Much later, when Iris goes missing in The Gambia, a local village wise man, a marabout, conducts a ritual to locate the bird. “The marabout spread his arms wide like wings, and called to the bird spirit. The smoke from his fire drifted out from the hut like a great, white bird and flew out over the forest” (189). Lewis creates spiritual imagery instead of physical imagery; he calls to the “spirit,” not the bird itself, and the smoke is a simile for the bird instead of being the bird.
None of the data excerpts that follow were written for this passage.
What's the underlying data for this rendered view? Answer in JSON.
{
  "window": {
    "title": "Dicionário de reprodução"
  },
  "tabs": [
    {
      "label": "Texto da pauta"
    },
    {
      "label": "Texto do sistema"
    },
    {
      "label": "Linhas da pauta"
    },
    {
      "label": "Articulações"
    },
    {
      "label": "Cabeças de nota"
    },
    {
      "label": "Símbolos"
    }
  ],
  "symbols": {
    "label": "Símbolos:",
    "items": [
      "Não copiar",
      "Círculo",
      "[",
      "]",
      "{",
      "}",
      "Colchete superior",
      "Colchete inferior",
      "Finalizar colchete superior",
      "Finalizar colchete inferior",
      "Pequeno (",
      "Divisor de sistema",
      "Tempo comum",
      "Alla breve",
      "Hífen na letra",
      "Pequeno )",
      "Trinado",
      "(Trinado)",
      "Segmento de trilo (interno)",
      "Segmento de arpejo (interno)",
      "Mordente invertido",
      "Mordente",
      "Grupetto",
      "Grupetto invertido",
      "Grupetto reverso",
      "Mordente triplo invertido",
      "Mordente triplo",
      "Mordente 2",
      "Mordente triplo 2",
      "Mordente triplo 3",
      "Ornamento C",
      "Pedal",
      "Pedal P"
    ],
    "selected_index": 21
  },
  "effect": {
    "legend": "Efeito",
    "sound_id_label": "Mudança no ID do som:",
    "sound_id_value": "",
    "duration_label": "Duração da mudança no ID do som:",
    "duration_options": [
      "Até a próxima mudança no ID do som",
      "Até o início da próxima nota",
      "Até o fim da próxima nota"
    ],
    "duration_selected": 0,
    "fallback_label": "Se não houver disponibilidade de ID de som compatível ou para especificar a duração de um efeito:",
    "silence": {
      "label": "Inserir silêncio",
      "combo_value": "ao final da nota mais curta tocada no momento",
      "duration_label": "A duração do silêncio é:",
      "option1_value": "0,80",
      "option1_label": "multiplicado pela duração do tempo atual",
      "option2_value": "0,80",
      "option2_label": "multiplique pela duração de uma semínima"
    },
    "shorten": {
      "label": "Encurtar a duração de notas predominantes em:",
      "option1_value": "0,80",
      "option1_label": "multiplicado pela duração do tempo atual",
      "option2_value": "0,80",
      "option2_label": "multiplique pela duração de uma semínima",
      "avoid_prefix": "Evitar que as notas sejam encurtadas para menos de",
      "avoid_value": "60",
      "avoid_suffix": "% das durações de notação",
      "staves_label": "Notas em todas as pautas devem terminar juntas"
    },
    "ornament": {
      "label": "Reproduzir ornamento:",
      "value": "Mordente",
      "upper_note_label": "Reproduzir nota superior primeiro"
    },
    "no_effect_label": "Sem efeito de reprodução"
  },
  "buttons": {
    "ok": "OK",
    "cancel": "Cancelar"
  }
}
The marabout’s mystical connection to Iris allows him to lead a rescue party to the spot where she is hiding even though his physical eyes no longer function.
After Callum learns about this, he speculates about the nature of the connections that exist between people and the rest of creation. His parents are wary of trusting pagan beliefs, but Callum quickly notes the symbolism of the Holy Spirit of Christianity and the eagle decorating the local minister’s pulpit. In the novel’s final pages, Callum compares the steam rising form his cup of hot chocolate to the mystical smoke of the marabout’s fire. The parallel isn’t lost on Jeneba. She tells Callum, “[m]aybe you are like the marabout. Maybe the bird spirit, she flies to you too” (273). In the digital age, the text suggests that mystical connections still have their place.